Mortgage lenders usually investigate the amount your earn against the money you spend, including bills, car insurance, debt repayments or any other expenses such as travelling and grocery bills.
If your income seems to cover your outgoings sufficiently, as well as potential mortgage repayments (including the associated costs), a mortgage lender might decide to approve you despite your bad credit score.
If you have a low income that will not suffice to cover the above, some lenders will refrain from providing you with a low, especially if you already have a bad credit score.

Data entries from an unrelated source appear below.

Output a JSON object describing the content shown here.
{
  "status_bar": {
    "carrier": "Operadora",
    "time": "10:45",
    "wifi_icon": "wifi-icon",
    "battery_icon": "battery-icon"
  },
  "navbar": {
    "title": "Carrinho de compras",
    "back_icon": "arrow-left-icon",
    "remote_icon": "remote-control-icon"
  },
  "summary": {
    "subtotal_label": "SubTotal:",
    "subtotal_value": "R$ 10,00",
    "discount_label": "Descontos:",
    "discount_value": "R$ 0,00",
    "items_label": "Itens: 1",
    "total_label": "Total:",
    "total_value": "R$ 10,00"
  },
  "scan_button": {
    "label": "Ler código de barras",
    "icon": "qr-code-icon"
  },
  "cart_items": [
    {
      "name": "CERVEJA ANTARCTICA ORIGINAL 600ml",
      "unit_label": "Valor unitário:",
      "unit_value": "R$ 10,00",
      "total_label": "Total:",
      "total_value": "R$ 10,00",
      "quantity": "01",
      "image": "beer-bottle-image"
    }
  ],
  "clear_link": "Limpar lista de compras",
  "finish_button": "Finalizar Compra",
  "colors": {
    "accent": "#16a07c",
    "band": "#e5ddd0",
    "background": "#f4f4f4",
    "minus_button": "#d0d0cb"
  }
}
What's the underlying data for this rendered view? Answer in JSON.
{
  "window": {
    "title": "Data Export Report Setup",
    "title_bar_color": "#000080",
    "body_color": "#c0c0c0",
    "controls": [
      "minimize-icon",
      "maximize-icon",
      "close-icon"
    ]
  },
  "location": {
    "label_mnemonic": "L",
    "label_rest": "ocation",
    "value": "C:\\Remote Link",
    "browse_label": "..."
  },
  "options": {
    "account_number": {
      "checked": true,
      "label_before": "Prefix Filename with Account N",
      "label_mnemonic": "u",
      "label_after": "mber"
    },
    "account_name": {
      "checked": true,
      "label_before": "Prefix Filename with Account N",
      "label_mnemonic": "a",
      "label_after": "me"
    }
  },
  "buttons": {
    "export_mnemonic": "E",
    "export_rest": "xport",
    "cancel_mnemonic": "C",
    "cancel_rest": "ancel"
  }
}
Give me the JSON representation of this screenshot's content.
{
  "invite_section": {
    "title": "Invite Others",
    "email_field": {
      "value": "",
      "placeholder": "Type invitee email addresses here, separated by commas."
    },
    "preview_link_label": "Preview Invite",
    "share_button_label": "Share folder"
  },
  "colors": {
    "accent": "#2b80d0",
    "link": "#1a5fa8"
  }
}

I’ve been declined because of a low credit score before; am I still eligible for a mortgage?
If you have been rated with poor credit by a credit reference agency in the past and have therefore been declined for a mortgage, this doesn’t automatically mean that you are now forever banned from applying for a mortgage ever again.
Speaking with a mortgage broker of your choice will offer you many ways to work on your credit report so that the major credit reference agencies will provide you with a good credit rating.
How can I correct my credit file?
If you feel that there has been an issue with your credit files, for instance, incorrect missed payments, make sure to contact the company that has filed the error.
While this may be frustrating and quite time-consuming, it is certainly worth the effort.
Making sure you have a clean credit file that portrays a good track record rather than outstanding debt or missed payments in the past should be absolutely paramount when looking to secure a mortgage for yourself.
Can I get a mortgage with a credit score of 600?
The main credit reference agencies mentioned in this article have their own scoring system; therefore, it depends on the reference agency what specific credit score you will need to have.
With a credit agency like Equifax or Experian credit score a score of 600 will classify as fair and will therefore mean you can get a mortgage.
Note that other factors, such as your income and debt ratio, also play a role in whether or not you will be eligible to get a mortgage.